In Hamburg (where the previous CONFINTEA meeting was held 12 years ago) there was discussion around adult education as a fundamental right, but the US were not there.
This time the US were present, pushing back on this language, frustrating civil society organisations' attempt to strengthen recognition of the justiciability of the right to education for adults and young people.
The final draft of the framework for action, agreed by the drafting committee at 2.30am, included a compromise: "the education of adults and young people is recognised as an essential part of the right to education". Action Aid, amongst others, fought hard for the inclusion of the language "recognised as".
However, in the final plenary the following morning, this language was bizarrely and unaacountably watered down to remove the words "recognised as".
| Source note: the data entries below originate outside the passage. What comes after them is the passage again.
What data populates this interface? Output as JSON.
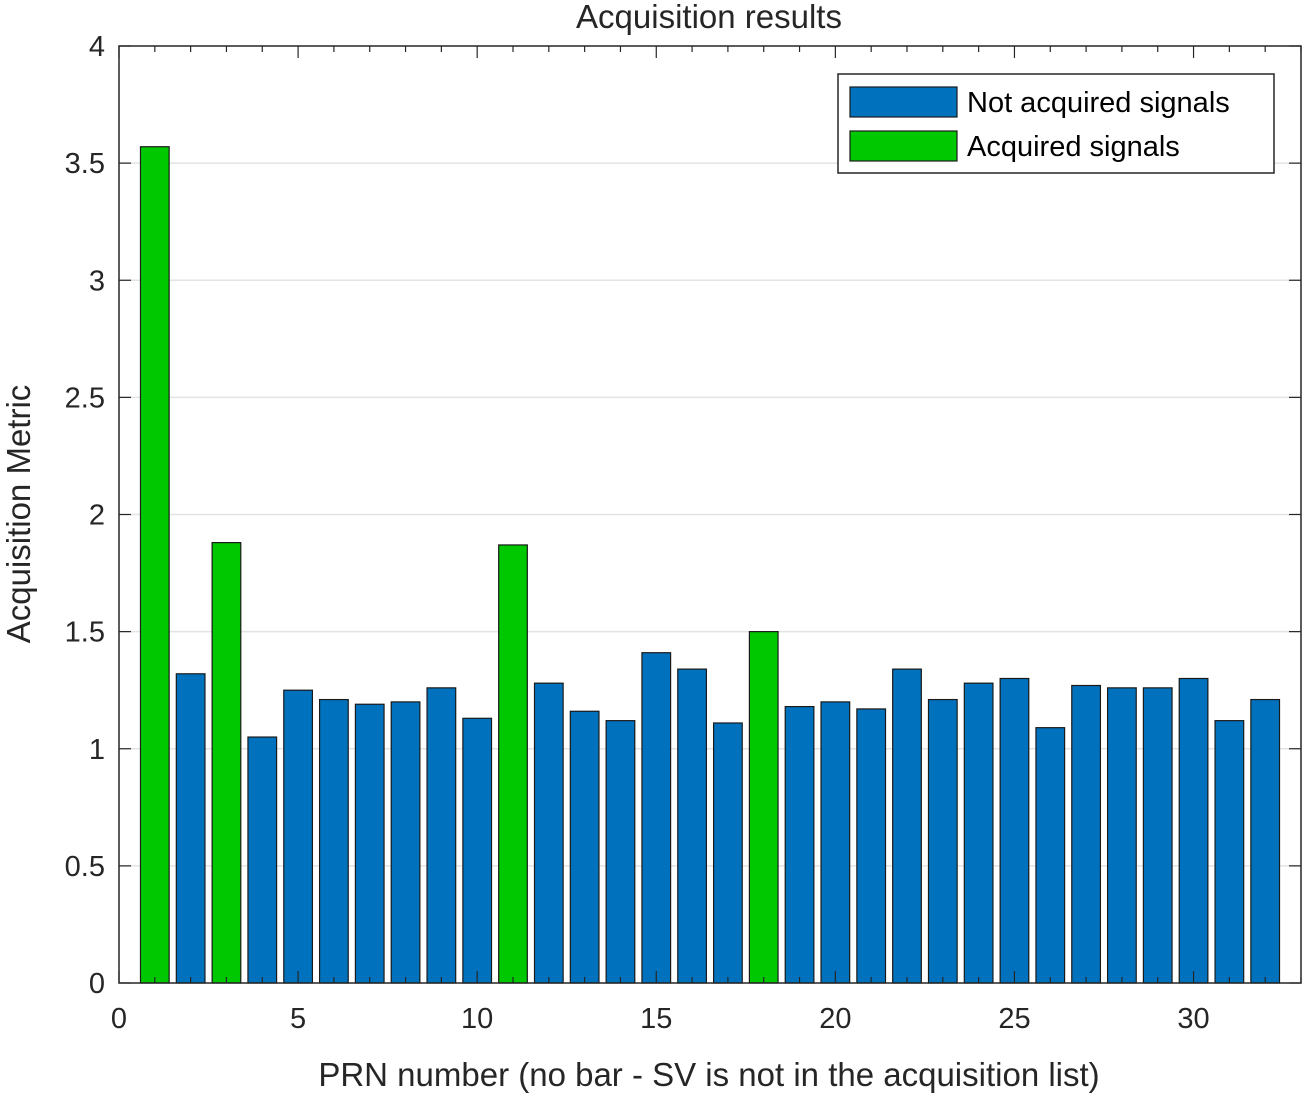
{
  "chart_data": {
    "type": "bar",
    "title": "Acquisition results",
    "xlabel": "PRN number (no bar - SV is not in the acquisition list)",
    "ylabel": "Acquisition Metric",
    "xlim": [
      0,
      33
    ],
    "ylim": [
      0,
      4
    ],
    "x_ticks": [
      0,
      5,
      10,
      15,
      20,
      25,
      30
    ],
    "y_ticks": [
      0,
      0.5,
      1,
      1.5,
      2,
      2.5,
      3,
      3.5,
      4
    ],
    "grid": true,
    "legend_position": "top-right",
    "x": [
      1,
      2,
      3,
      4,
      5,
      6,
      7,
      8,
      9,
      10,
      11,
      12,
      13,
      14,
      15,
      16,
      17,
      18,
      19,
      20,
      21,
      22,
      23,
      24,
      25,
      26,
      27,
      28,
      29,
      30,
      31,
      32
    ],
    "values": [
      3.57,
      1.32,
      1.88,
      1.05,
      1.25,
      1.21,
      1.19,
      1.2,
      1.26,
      1.13,
      1.87,
      1.28,
      1.16,
      1.12,
      1.41,
      1.34,
      1.11,
      1.5,
      1.18,
      1.2,
      1.17,
      1.34,
      1.21,
      1.28,
      1.3,
      1.09,
      1.27,
      1.26,
      1.26,
      1.3,
      1.12,
      1.21
    ],
    "series": [
      {
        "name": "Not acquired signals",
        "color": "#0072bd",
        "x": [
          2,
          4,
          5,
          6,
          7,
          8,
          9,
          10,
          12,
          13,
          14,
          15,
          16,
          17,
          19,
          20,
          21,
          22,
          23,
          24,
          25,
          26,
          27,
          28,
          29,
          30,
          31,
          32
        ]
      },
      {
        "name": "Acquired signals",
        "color": "#00c800",
        "x": [
          1,
          3,
          11,
          18
        ]
      }
    ]
  }
}
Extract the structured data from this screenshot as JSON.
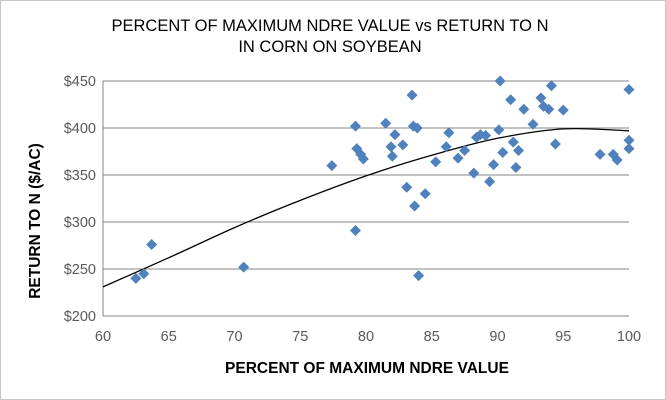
{
  "chart_data": {
    "type": "scatter",
    "title_lines": [
      "PERCENT OF MAXIMUM  NDRE VALUE vs RETURN TO N",
      "IN CORN ON SOYBEAN"
    ],
    "xlabel": "PERCENT OF MAXIMUM  NDRE VALUE",
    "ylabel": "RETURN TO N ($/AC)",
    "xlim": [
      60,
      100
    ],
    "ylim": [
      200,
      450
    ],
    "x_ticks": [
      "60",
      "65",
      "70",
      "75",
      "80",
      "85",
      "90",
      "95",
      "100"
    ],
    "y_ticks": [
      "$200",
      "$250",
      "$300",
      "$350",
      "$400",
      "$450"
    ],
    "grid": "horizontal",
    "legend": "none",
    "colors": {
      "points": "#4f81bd",
      "trendline": "#000000",
      "gridline": "#868686"
    },
    "series": [
      {
        "marker": "diamond",
        "points": [
          [
            62.5,
            240
          ],
          [
            63.1,
            245
          ],
          [
            63.7,
            276
          ],
          [
            70.7,
            252
          ],
          [
            77.4,
            360
          ],
          [
            79.2,
            402
          ],
          [
            79.2,
            291
          ],
          [
            79.3,
            378
          ],
          [
            79.6,
            372
          ],
          [
            79.8,
            367
          ],
          [
            81.5,
            405
          ],
          [
            81.9,
            380
          ],
          [
            82.0,
            370
          ],
          [
            82.2,
            393
          ],
          [
            82.8,
            382
          ],
          [
            83.1,
            337
          ],
          [
            83.5,
            435
          ],
          [
            83.6,
            402
          ],
          [
            83.7,
            317
          ],
          [
            83.9,
            400
          ],
          [
            84.0,
            243
          ],
          [
            84.5,
            330
          ],
          [
            85.3,
            364
          ],
          [
            86.1,
            380
          ],
          [
            86.3,
            395
          ],
          [
            87.0,
            368
          ],
          [
            87.5,
            376
          ],
          [
            88.2,
            352
          ],
          [
            88.4,
            390
          ],
          [
            88.7,
            393
          ],
          [
            89.1,
            392
          ],
          [
            89.4,
            343
          ],
          [
            89.7,
            361
          ],
          [
            90.1,
            398
          ],
          [
            90.2,
            450
          ],
          [
            90.4,
            374
          ],
          [
            91.0,
            430
          ],
          [
            91.2,
            385
          ],
          [
            91.4,
            358
          ],
          [
            91.6,
            376
          ],
          [
            92.0,
            420
          ],
          [
            92.7,
            404
          ],
          [
            93.3,
            432
          ],
          [
            93.5,
            423
          ],
          [
            93.9,
            420
          ],
          [
            94.1,
            445
          ],
          [
            94.4,
            383
          ],
          [
            95.0,
            419
          ],
          [
            97.8,
            372
          ],
          [
            98.8,
            372
          ],
          [
            99.1,
            366
          ],
          [
            100.0,
            441
          ],
          [
            100.0,
            387
          ],
          [
            100.0,
            378
          ]
        ]
      }
    ],
    "trendline": {
      "type": "polynomial-2",
      "points": [
        [
          60,
          231
        ],
        [
          65,
          262
        ],
        [
          70,
          294
        ],
        [
          75,
          323
        ],
        [
          80,
          349
        ],
        [
          85,
          371
        ],
        [
          90,
          389
        ],
        [
          95,
          399
        ],
        [
          100,
          397
        ]
      ]
    }
  }
}
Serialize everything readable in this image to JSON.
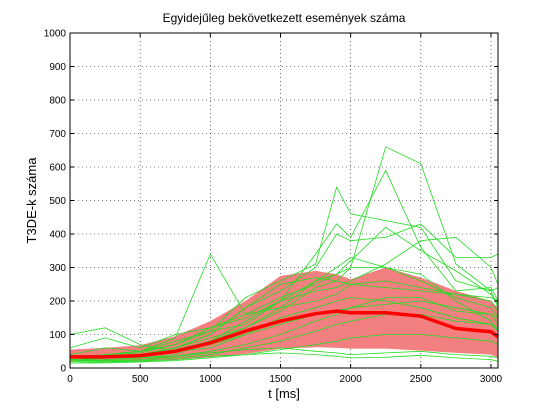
{
  "chart_data": {
    "type": "line",
    "title": "Egyidejűleg bekövetkezett események száma",
    "xlabel": "t [ms]",
    "ylabel": "T3DE-k száma",
    "xlim": [
      0,
      3050
    ],
    "ylim": [
      0,
      1000
    ],
    "xticks": [
      0,
      500,
      1000,
      1500,
      2000,
      2500,
      3000
    ],
    "yticks": [
      0,
      100,
      200,
      300,
      400,
      500,
      600,
      700,
      800,
      900,
      1000
    ],
    "grid": true,
    "colors": {
      "mean": "#ff0000",
      "band": "#f28080",
      "trials": "#22dd22"
    },
    "x": [
      0,
      250,
      500,
      750,
      1000,
      1250,
      1500,
      1750,
      1900,
      2000,
      2250,
      2500,
      2750,
      3000,
      3050
    ],
    "series": [
      {
        "role": "mean",
        "values": [
          33,
          33,
          37,
          50,
          75,
          110,
          140,
          162,
          170,
          165,
          165,
          155,
          118,
          108,
          93
        ]
      },
      {
        "role": "band-upper",
        "values": [
          55,
          60,
          68,
          95,
          140,
          200,
          275,
          290,
          280,
          265,
          300,
          270,
          230,
          200,
          180
        ]
      },
      {
        "role": "band-lower",
        "values": [
          22,
          22,
          22,
          24,
          32,
          42,
          58,
          62,
          60,
          58,
          58,
          52,
          45,
          40,
          30
        ]
      },
      {
        "role": "trial",
        "values": [
          60,
          90,
          60,
          100,
          120,
          150,
          200,
          260,
          280,
          300,
          300,
          280,
          200,
          140,
          110
        ]
      },
      {
        "role": "trial",
        "values": [
          40,
          60,
          50,
          90,
          340,
          160,
          180,
          260,
          300,
          330,
          300,
          260,
          210,
          180,
          150
        ]
      },
      {
        "role": "trial",
        "values": [
          30,
          40,
          50,
          70,
          110,
          210,
          260,
          310,
          540,
          460,
          440,
          420,
          260,
          230,
          240
        ]
      },
      {
        "role": "trial",
        "values": [
          30,
          40,
          50,
          80,
          110,
          130,
          200,
          340,
          430,
          390,
          590,
          360,
          230,
          240,
          200
        ]
      },
      {
        "role": "trial",
        "values": [
          25,
          30,
          40,
          60,
          90,
          120,
          170,
          240,
          260,
          300,
          660,
          610,
          310,
          230,
          180
        ]
      },
      {
        "role": "trial",
        "values": [
          20,
          30,
          40,
          60,
          100,
          180,
          230,
          300,
          400,
          380,
          390,
          430,
          330,
          330,
          340
        ]
      },
      {
        "role": "trial",
        "values": [
          20,
          25,
          30,
          40,
          80,
          120,
          180,
          200,
          220,
          250,
          260,
          240,
          220,
          200,
          170
        ]
      },
      {
        "role": "trial",
        "values": [
          20,
          22,
          25,
          35,
          50,
          70,
          100,
          140,
          160,
          180,
          210,
          210,
          170,
          160,
          150
        ]
      },
      {
        "role": "trial",
        "values": [
          20,
          20,
          22,
          30,
          40,
          60,
          80,
          110,
          130,
          140,
          160,
          160,
          140,
          130,
          120
        ]
      },
      {
        "role": "trial",
        "values": [
          15,
          15,
          18,
          22,
          30,
          40,
          55,
          70,
          80,
          90,
          100,
          100,
          90,
          80,
          70
        ]
      },
      {
        "role": "trial",
        "values": [
          20,
          25,
          30,
          35,
          45,
          55,
          60,
          50,
          45,
          40,
          45,
          50,
          40,
          35,
          30
        ]
      },
      {
        "role": "trial",
        "values": [
          15,
          18,
          20,
          25,
          35,
          40,
          45,
          40,
          35,
          30,
          32,
          38,
          30,
          25,
          20
        ]
      },
      {
        "role": "trial",
        "values": [
          30,
          35,
          40,
          60,
          100,
          180,
          250,
          270,
          260,
          250,
          240,
          230,
          220,
          210,
          200
        ]
      },
      {
        "role": "trial",
        "values": [
          25,
          30,
          35,
          55,
          80,
          140,
          200,
          230,
          240,
          260,
          310,
          380,
          390,
          300,
          250
        ]
      },
      {
        "role": "trial",
        "values": [
          100,
          120,
          70,
          50,
          60,
          100,
          150,
          180,
          200,
          210,
          200,
          180,
          150,
          130,
          110
        ]
      },
      {
        "role": "trial",
        "values": [
          30,
          40,
          45,
          70,
          120,
          160,
          210,
          250,
          280,
          320,
          420,
          350,
          290,
          220,
          190
        ]
      },
      {
        "role": "trial",
        "values": [
          25,
          30,
          35,
          50,
          70,
          100,
          130,
          160,
          170,
          180,
          190,
          200,
          180,
          160,
          130
        ]
      }
    ]
  }
}
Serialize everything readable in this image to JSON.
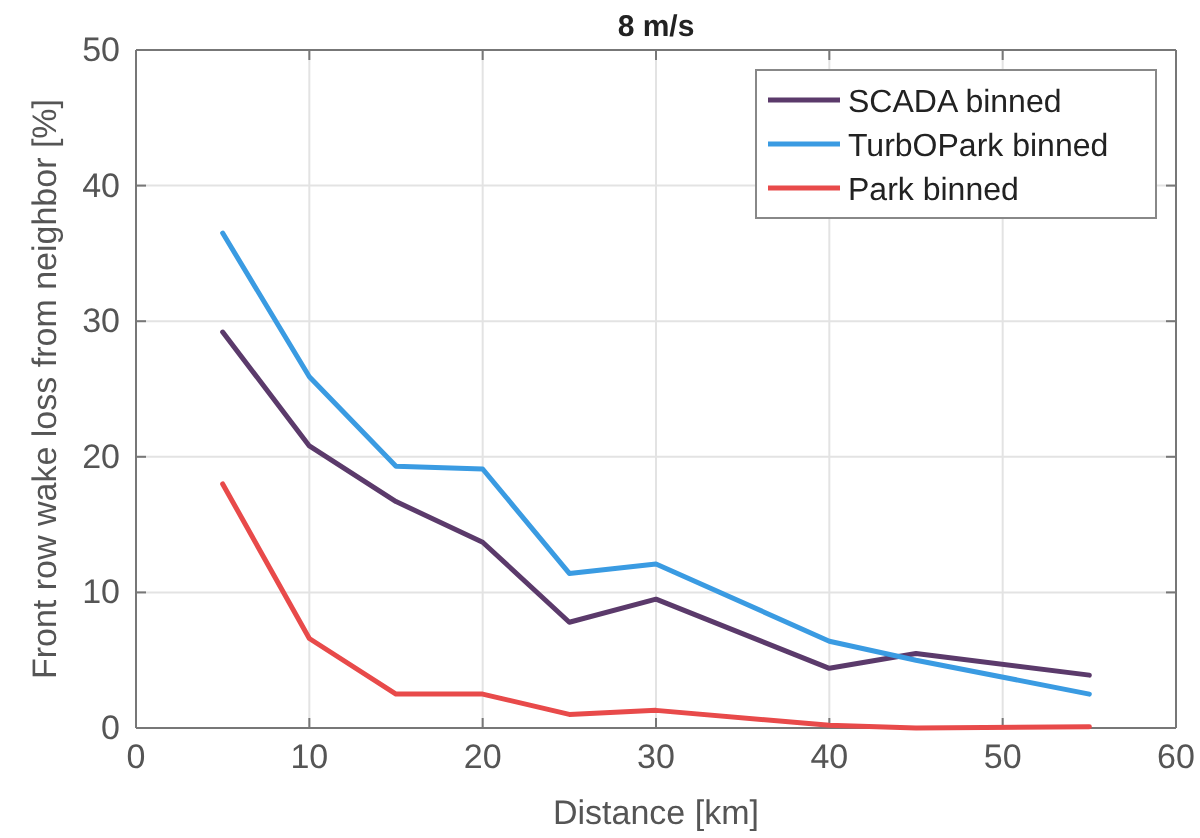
{
  "chart_data": {
    "type": "line",
    "title": "8 m/s",
    "xlabel": "Distance [km]",
    "ylabel": "Front row wake loss from neighbor [%]",
    "x": [
      5,
      10,
      15,
      20,
      25,
      30,
      40,
      45,
      55
    ],
    "series": [
      {
        "name": "SCADA binned",
        "color": "#5b3a6b",
        "values": [
          29.2,
          20.8,
          16.7,
          13.7,
          7.8,
          9.5,
          4.4,
          5.5,
          3.9
        ]
      },
      {
        "name": "TurbOPark binned",
        "color": "#3a9be2",
        "values": [
          36.5,
          25.9,
          19.3,
          19.1,
          11.4,
          12.1,
          6.4,
          5.0,
          2.5
        ]
      },
      {
        "name": "Park binned",
        "color": "#e84a4a",
        "values": [
          18.0,
          6.6,
          2.5,
          2.5,
          1.0,
          1.3,
          0.2,
          0.0,
          0.1
        ]
      }
    ],
    "xlim": [
      0,
      60
    ],
    "xticks": [
      0,
      10,
      20,
      30,
      40,
      50,
      60
    ],
    "ylim": [
      0,
      50
    ],
    "yticks": [
      0,
      10,
      20,
      30,
      40,
      50
    ],
    "grid": true,
    "legend": "top right",
    "line_style": "solid",
    "marker": "none"
  }
}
There are concerns over the transparency with which this last minute change occurred and serious concerns that the language around the right to education has been diluted. The civil society position was clear and the caucus response to the final declaration highlights this:
"In the coming years there needs to be greater recognition of the enormous scale of the violation of the fundamental right to education of adults and young people. We need to move from recognising that basic adult education is a justiciable human right, to a point where governments pass legislation to make all adult education legally enforceable".